小此木啓吾 著、筑摩書房、2003年6月、357p、15cm
9刷 カバー付 カバーヤケ無し 本体三方ヤケ無し 線引き無し書き込み無し 保存状態良好です。
世の中が豊かになり、大きな政治的な危機がなければ、どの時代でも享楽的、自己陶酔的な人生に傾く人が増えるのに不思議はない。ましてや、人間が溢れ、社会的流動性が減少していく時代では、そしてテレビやウォークマンなどの一方通行的な視聴覚機器が普及している時代では、人間は大志を持たなくなり、保守的な生活態度をとるようになるのであろう。さらには教育の中で政治、歴史の価値判断が俎上にのらなくなれば、多くの人間にとって内的世界が残されたフロンティアになるだろう。フロンティアの開拓に成功する人は多くない。むしろ、宗教的、哲学的、倫理学的トレーニングのサポートが少ないわが国においては、自己愛人間が増えることは自然なことといえるだろう。
著者は、現代人の心理構造の方程式として《アイデンディティ》―《自我理想(集団幻想)》=《裸の自己愛》の図式をあげている。「自己愛人間は、相手の気持ちとか周囲との客観的なかかわりから微妙に隔たった、自己愛カプセルの中で暮らしている」との指摘は当を得たものである。
ただし、現代ではグローバリゼーションによる貧富の拡大、財政赤字に蓄積にともなう社会保障の劣悪化、企業経営の厳しさから失業率が増大して、就業環境も厳しくなっている。
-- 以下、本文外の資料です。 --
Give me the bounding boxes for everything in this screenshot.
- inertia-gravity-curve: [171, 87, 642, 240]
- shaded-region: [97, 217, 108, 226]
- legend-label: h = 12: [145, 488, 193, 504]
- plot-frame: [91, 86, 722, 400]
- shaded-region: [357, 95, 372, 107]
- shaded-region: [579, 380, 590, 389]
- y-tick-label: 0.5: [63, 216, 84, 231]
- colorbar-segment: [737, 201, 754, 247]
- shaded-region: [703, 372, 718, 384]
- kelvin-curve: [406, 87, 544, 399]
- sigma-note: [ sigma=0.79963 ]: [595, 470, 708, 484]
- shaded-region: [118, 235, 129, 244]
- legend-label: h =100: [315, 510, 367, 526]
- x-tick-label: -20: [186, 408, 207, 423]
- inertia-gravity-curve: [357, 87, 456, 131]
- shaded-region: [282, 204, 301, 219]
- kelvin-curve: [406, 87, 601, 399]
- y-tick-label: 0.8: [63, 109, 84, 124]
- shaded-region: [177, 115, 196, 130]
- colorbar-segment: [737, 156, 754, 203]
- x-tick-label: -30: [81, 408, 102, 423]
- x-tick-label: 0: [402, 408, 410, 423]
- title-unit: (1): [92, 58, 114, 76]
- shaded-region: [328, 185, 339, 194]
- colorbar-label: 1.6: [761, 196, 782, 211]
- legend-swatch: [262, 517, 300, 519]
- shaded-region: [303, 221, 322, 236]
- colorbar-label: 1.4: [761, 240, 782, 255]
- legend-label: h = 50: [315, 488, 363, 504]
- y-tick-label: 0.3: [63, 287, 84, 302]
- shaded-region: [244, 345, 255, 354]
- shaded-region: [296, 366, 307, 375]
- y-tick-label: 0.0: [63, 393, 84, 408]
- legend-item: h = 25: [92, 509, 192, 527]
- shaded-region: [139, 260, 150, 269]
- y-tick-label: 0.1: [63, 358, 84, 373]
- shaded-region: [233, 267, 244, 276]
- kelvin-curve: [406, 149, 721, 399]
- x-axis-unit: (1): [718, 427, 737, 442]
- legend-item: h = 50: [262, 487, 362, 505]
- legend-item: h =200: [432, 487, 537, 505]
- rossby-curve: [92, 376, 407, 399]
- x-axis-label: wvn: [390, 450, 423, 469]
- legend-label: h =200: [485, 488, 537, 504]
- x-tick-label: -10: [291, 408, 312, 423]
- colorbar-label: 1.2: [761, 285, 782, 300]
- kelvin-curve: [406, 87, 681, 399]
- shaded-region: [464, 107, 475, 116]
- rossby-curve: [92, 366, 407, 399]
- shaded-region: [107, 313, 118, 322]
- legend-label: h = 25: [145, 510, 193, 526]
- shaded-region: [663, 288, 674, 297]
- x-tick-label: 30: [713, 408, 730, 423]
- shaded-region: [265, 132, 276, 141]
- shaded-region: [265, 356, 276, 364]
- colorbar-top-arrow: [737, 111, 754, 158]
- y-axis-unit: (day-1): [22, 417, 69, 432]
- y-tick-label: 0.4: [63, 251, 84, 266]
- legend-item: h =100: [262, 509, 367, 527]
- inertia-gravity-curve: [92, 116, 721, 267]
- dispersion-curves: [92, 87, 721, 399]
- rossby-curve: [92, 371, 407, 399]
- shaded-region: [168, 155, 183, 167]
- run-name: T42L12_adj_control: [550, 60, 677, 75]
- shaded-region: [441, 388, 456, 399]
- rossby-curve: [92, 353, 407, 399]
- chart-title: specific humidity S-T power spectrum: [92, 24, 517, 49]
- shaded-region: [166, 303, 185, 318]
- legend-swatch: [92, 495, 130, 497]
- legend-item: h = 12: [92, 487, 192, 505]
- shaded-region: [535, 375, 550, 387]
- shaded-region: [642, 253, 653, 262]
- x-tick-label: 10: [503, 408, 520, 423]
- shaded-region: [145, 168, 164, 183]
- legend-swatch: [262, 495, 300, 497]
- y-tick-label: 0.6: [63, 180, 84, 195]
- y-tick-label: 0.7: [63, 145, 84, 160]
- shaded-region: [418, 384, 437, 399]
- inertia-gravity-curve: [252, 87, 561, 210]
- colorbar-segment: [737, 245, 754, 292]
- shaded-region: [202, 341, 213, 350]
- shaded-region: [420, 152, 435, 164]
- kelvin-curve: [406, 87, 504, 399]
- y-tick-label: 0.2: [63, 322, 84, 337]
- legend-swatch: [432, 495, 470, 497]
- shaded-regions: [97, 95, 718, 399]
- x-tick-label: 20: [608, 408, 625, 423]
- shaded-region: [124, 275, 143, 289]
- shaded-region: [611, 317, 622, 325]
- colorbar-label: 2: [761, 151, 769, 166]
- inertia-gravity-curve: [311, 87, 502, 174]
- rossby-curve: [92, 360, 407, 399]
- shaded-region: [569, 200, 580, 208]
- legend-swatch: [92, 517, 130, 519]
その中で、自己愛人間も自分の領域で安逸をむさぼることができなくなり、一部は自己愛そのものを失って自殺するひとが増え、自己愛が破綻して無差別殺人をして死刑を希望する人間さえ増えた。
自己愛人間は、政党支持でいえば政党支持なしの浮動票の属するひとが多いと考えられるが、現代の日本では浮動票が政権交代を実現させたように、しだいに、背を腹に変えられない状況に相対して、自我理想《集団幻想》を膨らましつつある。